CyberSecurity; the personal prerogative – Business Daily
PHOTO | SHUTTERSTOCK
Digitisation continues to gain ground among consumers. Services have been distilled to their simplest forms and made accessible through connected channels that ensure on-demand access.
The mobile phone as a personal device continues to improve in capacity, design, and aesthetics, growing its utility. Cloud infrastructure and connectivity are on the same trajectory.
More data centres are coming up, new subsea internet cables are landing, and additional satellites are settling into orbit to keep up with the increasing demand for storage and computing for old and new services.
All this activity creates intrinsic value. Some absolute, where for example financial traffic flows powering payments, settlements, and a universe of other applications.
Some implied, in the context of personal identifying information or business data that can provide a competitive advantage if well analysed and applied. These pots of value are bound to attract nefarious entities, keen to gain economic advantage or advance a strategic agenda.
The weight of the responsibility on how to defend these assets has primarily fallen on the shoulders of the individuals and corporates that take time to build and make services available to an often-eager market across categories.
Granted, a service provider must try to cover all bases concerning protecting valuable assets in its ecosystem.

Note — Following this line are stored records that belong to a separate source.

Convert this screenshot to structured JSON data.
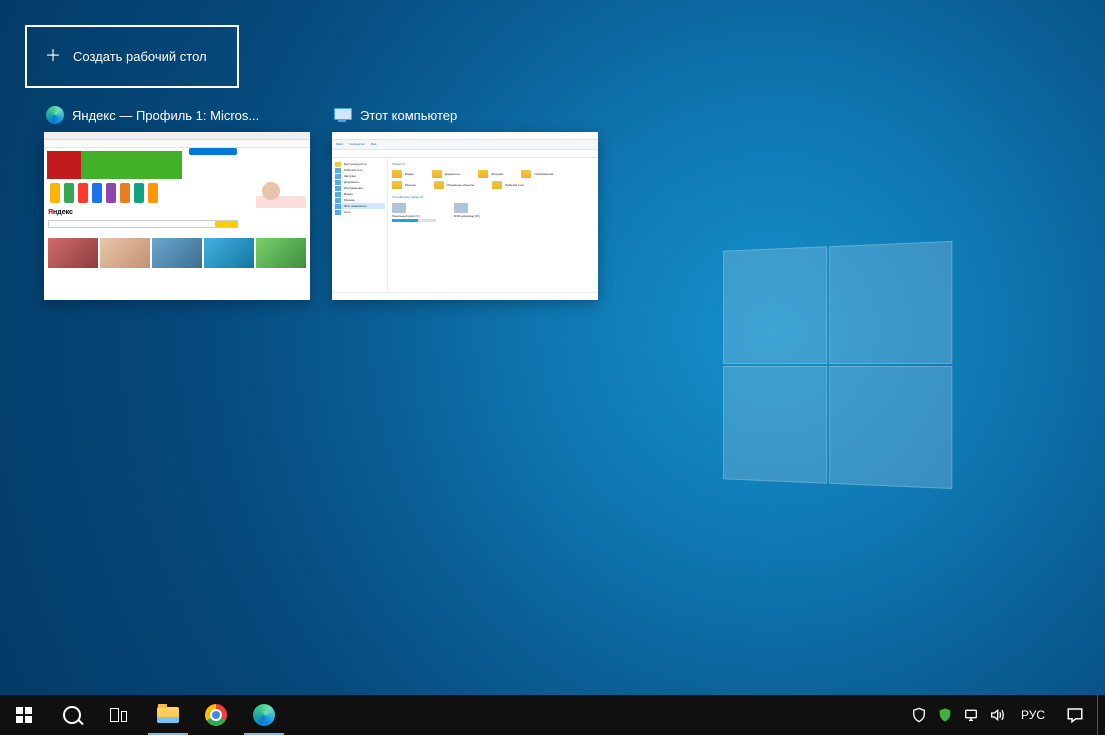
{
  "desktopBar": {
    "newDesktopLabel": "Создать рабочий стол"
  },
  "taskViewWindows": [
    {
      "id": "win-edge",
      "title": "Яндекс — Профиль 1: Micros...",
      "icon": "edge"
    },
    {
      "id": "win-explorer",
      "title": "Этот компьютер",
      "icon": "pc"
    }
  ],
  "miniBrowser": {
    "logoRed": "Я",
    "logoBlack": "ндекс"
  },
  "miniExplorer": {
    "ribbonTabs": [
      "Файл",
      "Компьютер",
      "Вид"
    ],
    "side": [
      "Быстрый доступ",
      "Рабочий стол",
      "Загрузки",
      "Документы",
      "Изображения",
      "Видео",
      "Музыка",
      "Этот компьютер",
      "Сеть"
    ],
    "sectionFolders": "Папки (7)",
    "folders": [
      "Видео",
      "Документы",
      "Загрузки",
      "Изображения",
      "Музыка",
      "Объемные объекты",
      "Рабочий стол"
    ],
    "sectionDrives": "Устройства и диски (2)",
    "drives": [
      "Локальный диск (C:)",
      "DVD-дисковод (D:)"
    ]
  },
  "taskbar": {
    "language": "РУС"
  }
}
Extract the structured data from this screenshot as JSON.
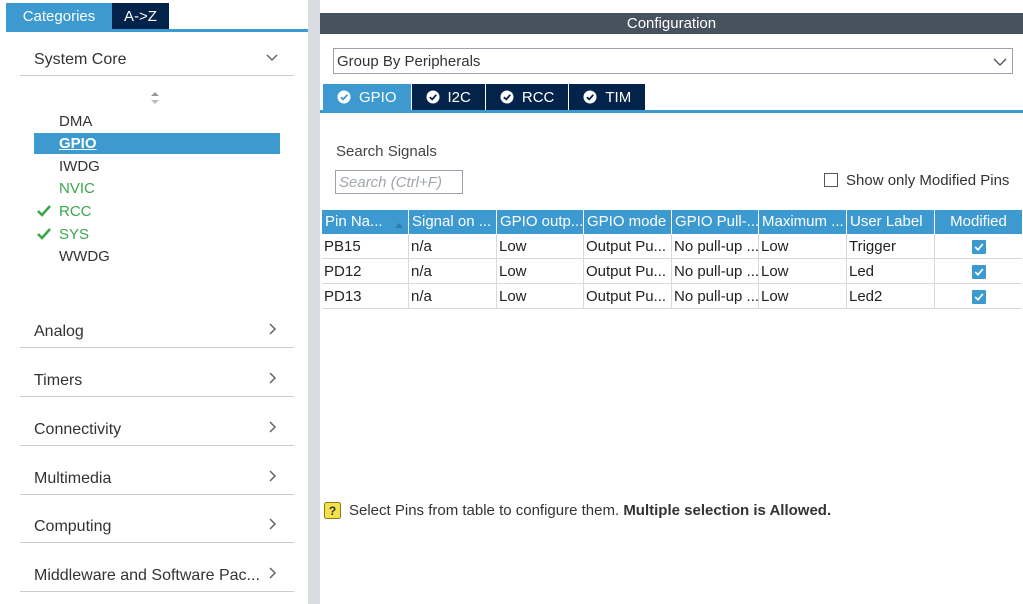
{
  "left": {
    "tabs": [
      {
        "label": "Categories"
      },
      {
        "label": "A->Z"
      }
    ],
    "categories": [
      {
        "label": "System Core",
        "expanded": true
      },
      {
        "label": "Analog"
      },
      {
        "label": "Timers"
      },
      {
        "label": "Connectivity"
      },
      {
        "label": "Multimedia"
      },
      {
        "label": "Computing"
      },
      {
        "label": "Middleware and Software Pac..."
      }
    ],
    "system_core_items": [
      {
        "label": "DMA",
        "state": "plain"
      },
      {
        "label": "GPIO",
        "state": "selected"
      },
      {
        "label": "IWDG",
        "state": "plain"
      },
      {
        "label": "NVIC",
        "state": "green"
      },
      {
        "label": "RCC",
        "state": "green-check"
      },
      {
        "label": "SYS",
        "state": "green-check"
      },
      {
        "label": "WWDG",
        "state": "plain"
      }
    ]
  },
  "right": {
    "header": "Configuration",
    "group_select": {
      "value": "Group By Peripherals"
    },
    "peripheral_tabs": [
      {
        "label": "GPIO",
        "active": true
      },
      {
        "label": "I2C"
      },
      {
        "label": "RCC"
      },
      {
        "label": "TIM"
      }
    ],
    "search": {
      "label": "Search Signals",
      "placeholder": "Search (Ctrl+F)"
    },
    "modified_only": {
      "label": "Show only Modified Pins",
      "checked": false
    },
    "table": {
      "columns": [
        "Pin Na...",
        "Signal on ...",
        "GPIO outp...",
        "GPIO mode",
        "GPIO Pull-...",
        "Maximum ...",
        "User Label",
        "Modified"
      ],
      "rows": [
        {
          "pin": "PB15",
          "signal": "n/a",
          "output": "Low",
          "mode": "Output Pu...",
          "pull": "No pull-up ...",
          "max": "Low",
          "label": "Trigger",
          "modified": true
        },
        {
          "pin": "PD12",
          "signal": "n/a",
          "output": "Low",
          "mode": "Output Pu...",
          "pull": "No pull-up ...",
          "max": "Low",
          "label": "Led",
          "modified": true
        },
        {
          "pin": "PD13",
          "signal": "n/a",
          "output": "Low",
          "mode": "Output Pu...",
          "pull": "No pull-up ...",
          "max": "Low",
          "label": "Led2",
          "modified": true
        }
      ]
    },
    "hint": {
      "text": "Select Pins from table to configure them.",
      "bold": "Multiple selection is Allowed."
    }
  },
  "colors": {
    "accent": "#3c9ad0",
    "navy": "#03234b",
    "header_gray": "#46525e",
    "green": "#3aa84a"
  },
  "icons": [
    "chevron-down-icon",
    "chevron-right-icon",
    "sort-arrows-icon",
    "check-icon",
    "shield-check-icon",
    "question-icon"
  ]
}
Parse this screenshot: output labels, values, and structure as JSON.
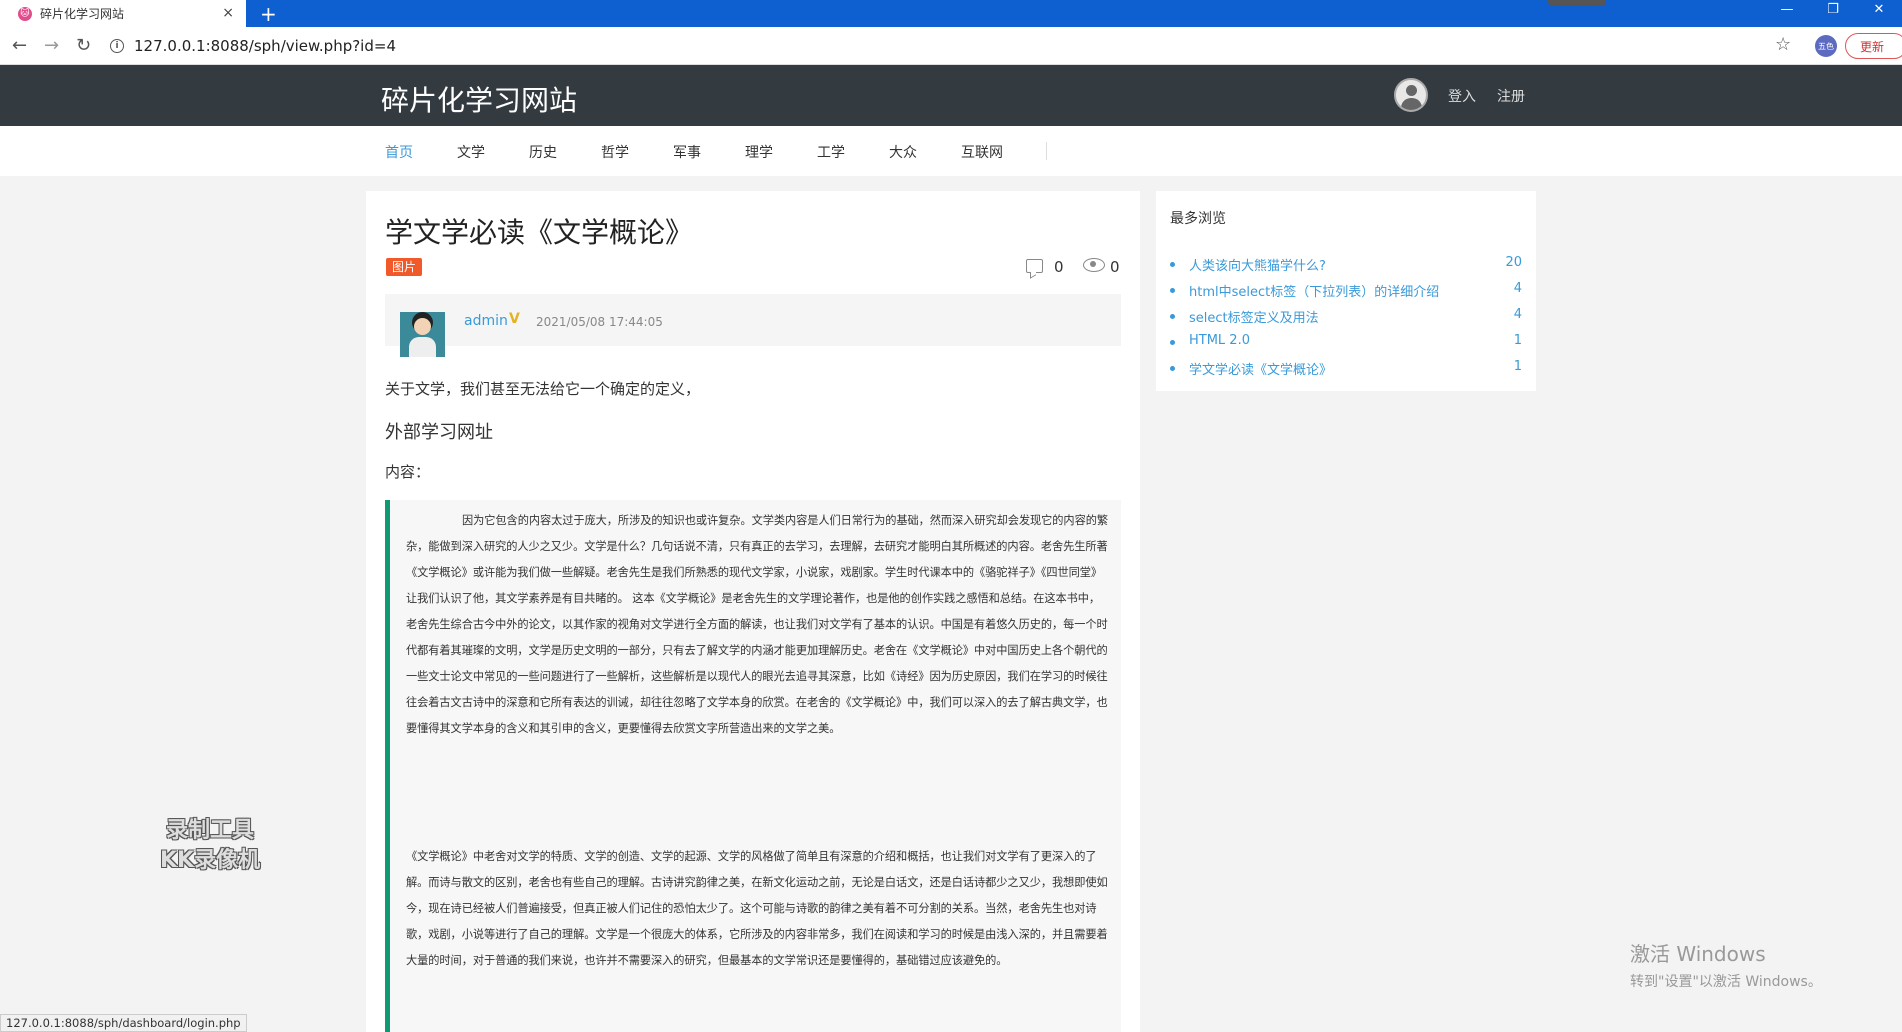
{
  "browser": {
    "tab_title": "碎片化学习网站",
    "tab_close": "×",
    "new_tab": "+",
    "favicon": "🐱",
    "url": "127.0.0.1:8088/sph/view.php?id=4",
    "profile_label": "五色",
    "update_label": "更新",
    "win_min": "—",
    "win_restore": "❐",
    "win_close": "✕",
    "back": "←",
    "forward": "→",
    "reload": "↻",
    "star": "☆",
    "info": "i"
  },
  "site": {
    "title": "碎片化学习网站",
    "login": "登入",
    "register": "注册"
  },
  "nav": {
    "items": [
      "首页",
      "文学",
      "历史",
      "哲学",
      "军事",
      "理学",
      "工学",
      "大众",
      "互联网"
    ]
  },
  "article": {
    "title": "学文学必读《文学概论》",
    "tag": "图片",
    "comment_count": "0",
    "view_count": "0",
    "author": "admin",
    "verified": "V",
    "time": "2021/05/08 17:44:05",
    "intro": "关于文学，我们甚至无法给它一个确定的定义，",
    "external_heading": "外部学习网址",
    "content_label": "内容：",
    "quote_p1": "因为它包含的内容太过于庞大，所涉及的知识也或许复杂。文学类内容是人们日常行为的基础，然而深入研究却会发现它的内容的繁杂，能做到深入研究的人少之又少。文学是什么？几句话说不清，只有真正的去学习，去理解，去研究才能明白其所概述的内容。老舍先生所著《文学概论》或许能为我们做一些解疑。老舍先生是我们所熟悉的现代文学家，小说家，戏剧家。学生时代课本中的《骆驼祥子》《四世同堂》让我们认识了他，其文学素养是有目共睹的。 这本《文学概论》是老舍先生的文学理论著作，也是他的创作实践之感悟和总结。在这本书中，老舍先生综合古今中外的论文，以其作家的视角对文学进行全方面的解读，也让我们对文学有了基本的认识。中国是有着悠久历史的，每一个时代都有着其璀璨的文明，文学是历史文明的一部分，只有去了解文学的内涵才能更加理解历史。老舍在《文学概论》中对中国历史上各个朝代的一些文士论文中常见的一些问题进行了一些解析，这些解析是以现代人的眼光去追寻其深意，比如《诗经》因为历史原因，我们在学习的时候往往会着古文古诗中的深意和它所有表达的训诫，却往往忽略了文学本身的欣赏。在老舍的《文学概论》中，我们可以深入的去了解古典文学，也要懂得其文学本身的含义和其引申的含义，更要懂得去欣赏文字所营造出来的文学之美。",
    "quote_p2": "《文学概论》中老舍对文学的特质、文学的创造、文学的起源、文学的风格做了简单且有深意的介绍和概括，也让我们对文学有了更深入的了解。而诗与散文的区别，老舍也有些自己的理解。古诗讲究韵律之美，在新文化运动之前，无论是白话文，还是白话诗都少之又少，我想即使如今，现在诗已经被人们普遍接受，但真正被人们记住的恐怕太少了。这个可能与诗歌的韵律之美有着不可分割的关系。当然，老舍先生也对诗歌，戏剧，小说等进行了自己的理解。文学是一个很庞大的体系，它所涉及的内容非常多，我们在阅读和学习的时候是由浅入深的，并且需要着大量的时间，对于普通的我们来说，也许并不需要深入的研究，但最基本的文学常识还是要懂得的，基础错过应该避免的。"
  },
  "sidebar": {
    "title": "最多浏览",
    "items": [
      {
        "title": "人类该向大熊猫学什么?",
        "count": "20"
      },
      {
        "title": "html中select标签（下拉列表）的详细介绍",
        "count": "4"
      },
      {
        "title": "select标签定义及用法",
        "count": "4"
      },
      {
        "title": "HTML 2.0",
        "count": "1"
      },
      {
        "title": "学文学必读《文学概论》",
        "count": "1"
      }
    ]
  },
  "overlay": {
    "status_url": "127.0.0.1:8088/sph/dashboard/login.php",
    "watermark_line1": "录制工具",
    "watermark_line2": "KK录像机",
    "activate_line1": "激活 Windows",
    "activate_line2": "转到\"设置\"以激活 Windows。"
  }
}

A living process or framework is required to keep threats at bay and minimise damage should infiltration or compromise happen. We will continue to see budgetary commitments to cybersecurity grow to address tooling and human resource training.
That said, consumers have a role to play. Complaints have increased on social media about possible lapses, gaps, or infiltration of financial services platforms.
The claim has been of being hacked, pointing blame at insecure services or platforms. Fuelled by Hollywood narratives, the image of a brilliant hooded assailant typing manically on a keyboard in some undisclosed location probably comes to mind.
Following up on some of these incidents, we find the workings of something much less sensational, but equally devastating, social engineering. It calls for consumers to take a zero-trust approach in their lives.
Access to one’s mobile number and email can unlock untold grief in the hands of seasoned fraudsters or other seemingly innocuous opportunists closer home.
The Communications Authority, the Kenya Bankers Association, financial service providers, and telecommunication companies continue to run campaign blitzes to sensitize users. Everyone is a threat, best act like it.